Business processes of the 21st century must be more efficient and dynamic in order to build and sustain value across the organisation and beyond.
BI has the potential to realise these goals, driving operational excellence and truly managing performance across the enterprise.
The underlying principle of BI, since its conception in the late 1980s by Gartner, is to enable companies to gather data and formulate information in order to derive knowledge.
Companies are, however, only now - more than 15 years later - understanding how BI benefits everyone that uses it. Plus, the growth of e-business and internal and external data along with operational excellence has kept the spotlight on BI.
In return, BI vendors have in the last few years made bullish statements about ROI (return on investment), BI for the masses and new efficiencies that simplifies deployment and adoption across organisations.
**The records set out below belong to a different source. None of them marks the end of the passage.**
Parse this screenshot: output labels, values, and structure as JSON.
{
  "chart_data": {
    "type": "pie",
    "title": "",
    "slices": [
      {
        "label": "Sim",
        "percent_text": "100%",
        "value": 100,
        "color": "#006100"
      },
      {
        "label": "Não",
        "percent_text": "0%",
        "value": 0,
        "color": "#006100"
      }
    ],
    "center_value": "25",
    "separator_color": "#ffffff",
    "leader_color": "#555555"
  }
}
In reality, a lot of BI deployments have failed. Businesses need a well-connected enterprise BI strategy that actually helps manage and coordinate decisions.
The drive to packaged BI
The push to optimise business processes over the last six year or so has driven a new market - analytical applications - that focuses on reducing the time to analyse and leverage best practices.
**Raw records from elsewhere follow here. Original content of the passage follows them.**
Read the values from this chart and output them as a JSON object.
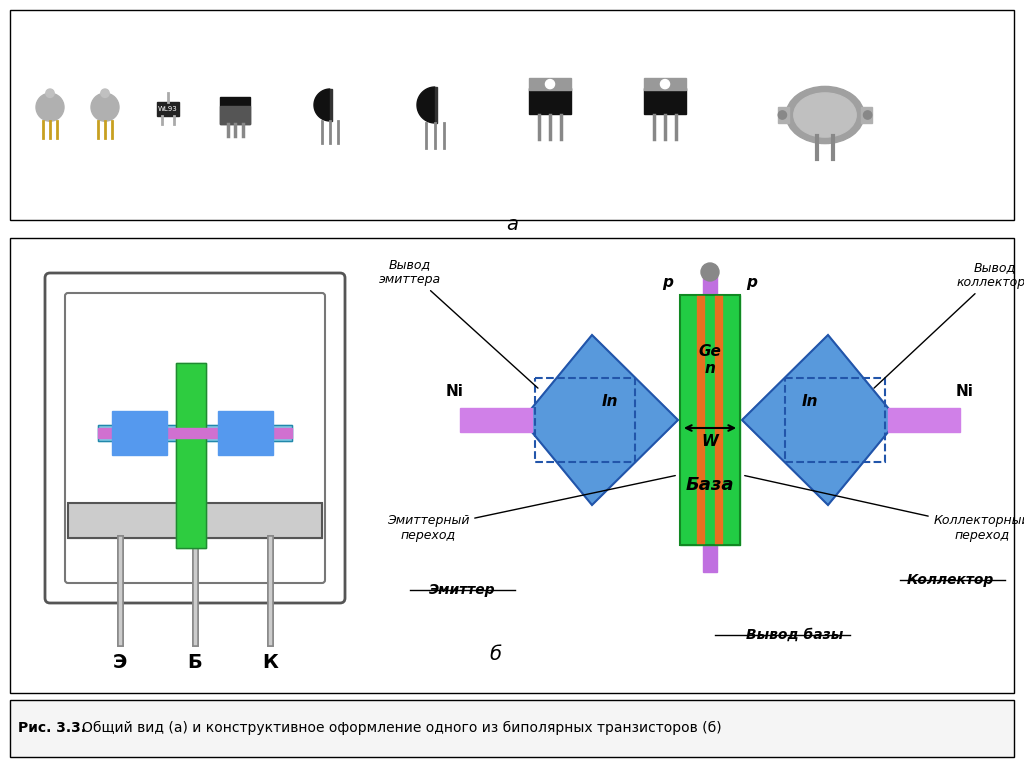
{
  "title": "Рис. 3.3.",
  "caption": "Общий вид (а) и конструктивное оформление одного из биполярных транзисторов (б)",
  "label_a": "а",
  "label_b": "б",
  "bg_color": "#ffffff",
  "labels": {
    "emitter_lead": "Вывод\nэмиттера",
    "collector_lead": "Вывод\nколлектора",
    "base_lead": "Вывод базы",
    "emitter_junction": "Эмиттерный\nпереход",
    "collector_junction": "Коллекторный\nпереход",
    "emitter": "Эмиттер",
    "collector": "Коллектор",
    "base": "База",
    "ge_n": "Ge\nn",
    "in_left": "In",
    "in_right": "In",
    "ni_left": "Ni",
    "ni_right": "Ni",
    "w": "W",
    "p_left_top": "p",
    "p_right_top": "p",
    "e_label": "Э",
    "b_label": "Б",
    "k_label": "К"
  }
}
These packaged applications affect horizontal areas like supply chain, ERP, financial and customer management, which subsequently mean they have their own data models and application logic.
Fortunately, next-generation analytical applications are already offering collaboration and data application integration for closed loop, data mining, visualisation, knowledge management and workflow capabilities to generate a new application foundation.
You can either buy these analytical applications out-of-box or build your own using development kits.
Indeed these applications will eventually cease to be called analytic applications as they become operational in nature. They will become the next class of enterprise business applications.
Reading the future
For better or for worse the industry is moving from BI to "analytics". However, analytics is still in essence in subcomponent or function and not a software market.
Another BI element, the mobile and wireless market is also offering a new opportunity for organisations. In the midst of the hype of the last year, mobile devices such as PDAs now feature user interfaces and connectivity option that can sustain real-world business use.
Guaranteeing your success
The most important thing to bear in mind when it comes to BI is that it is not about the technology, but about the methodology.
Unfortunately most organisations don`t understand where to strategically optimise their decision-making and operations - in an automated fashion.
Performance management can simplify this process as it focuses on optimising decision-making and ensures the collaboration of individuals in a strategic and tactical manner, which is aligned with business strategy.
Whether you build you own performance management methodology or use an existing one, a methodical approach to applying BI to your organisation is critical.
No matter how small or large the deployment, BI is the means to optimise your business decisions and actions throughout the organisation. You cannot afford to view BI as a nice to have - it is a strategic and mandatory piece of every organisation`s business operations.